Et si les 100 000 qui participaient aux funérailles de Hrant Dink en 2007 étaient un raz-de-marée, comment qualifier les 200 000 personnes qui ont envahi le centre d’Istanbul en février 2012 à l’occasion du 20e anniversaire des massacres de Khojali ? « Nous sommes tous de Khojali », « Vous êtes tous Arméniens, vous êtes tous des bâtards », scandaient-ils. Le préfet et le ministre de l’Intérieur ont apporté leur caution à ce déferlement hostile, annoncé à grands renforts de publicité par la Mairie d’Istanbul. Les slogans étaient inscrits sur de petits panneaux ronds, comme ceux des amis de Hrant Dink. L’inversion des rôles, si caractéristique de l’outrage négationniste.

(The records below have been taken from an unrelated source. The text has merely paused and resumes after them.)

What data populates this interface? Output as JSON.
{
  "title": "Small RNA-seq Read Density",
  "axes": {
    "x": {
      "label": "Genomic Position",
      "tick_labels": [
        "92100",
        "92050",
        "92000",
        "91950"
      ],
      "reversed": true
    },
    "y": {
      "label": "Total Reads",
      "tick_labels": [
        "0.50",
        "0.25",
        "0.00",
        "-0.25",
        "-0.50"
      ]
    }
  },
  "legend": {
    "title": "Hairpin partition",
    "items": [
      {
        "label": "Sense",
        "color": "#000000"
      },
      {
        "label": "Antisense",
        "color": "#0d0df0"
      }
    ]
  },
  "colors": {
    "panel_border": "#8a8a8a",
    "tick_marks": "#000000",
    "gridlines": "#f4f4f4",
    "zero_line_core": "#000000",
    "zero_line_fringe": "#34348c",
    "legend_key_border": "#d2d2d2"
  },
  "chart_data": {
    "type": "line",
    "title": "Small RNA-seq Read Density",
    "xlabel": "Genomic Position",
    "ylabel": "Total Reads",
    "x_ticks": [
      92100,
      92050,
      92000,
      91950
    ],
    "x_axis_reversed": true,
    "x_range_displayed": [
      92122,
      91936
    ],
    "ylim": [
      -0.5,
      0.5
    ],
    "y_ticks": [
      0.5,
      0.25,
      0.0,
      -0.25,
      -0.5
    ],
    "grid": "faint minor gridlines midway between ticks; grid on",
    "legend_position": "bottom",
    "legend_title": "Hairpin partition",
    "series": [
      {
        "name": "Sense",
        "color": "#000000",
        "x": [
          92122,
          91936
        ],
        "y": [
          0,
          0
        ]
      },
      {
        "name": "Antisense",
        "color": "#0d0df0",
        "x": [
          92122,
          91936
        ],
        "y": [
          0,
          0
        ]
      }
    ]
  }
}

Cette manifestation anti-arménienne, en grande partie financée par les pétrodollars azéris, a consacré ce que le politologue Cengiz Aktar a appelé la « sous-traitance de la politique arménienne de la Turquie à l’Azerbaïdjan ». Tirant profit de sa rente pétrolière et gazière, le régime Aliev a diffusé dans toute l’Europe sa propagande anti-arménienne et pesé sur la politique intérieure turque. En pratiquant le chantage énergétique, Bakou est parvenue à faire capoter la diplomatie du football. Après la signature sans lendemain des protocoles entre la Turquie et l’Arménie, l’espoir d’une normalisation des relations s’est évanoui. A l’approche du centenaire du Génocide, en 2015, les positions se sont figées. Le mince espoir né du sursaut citoyen dans les mois et années qui ont suivi la mort de Hrant Dink, semble aujourd’hui bien ténu.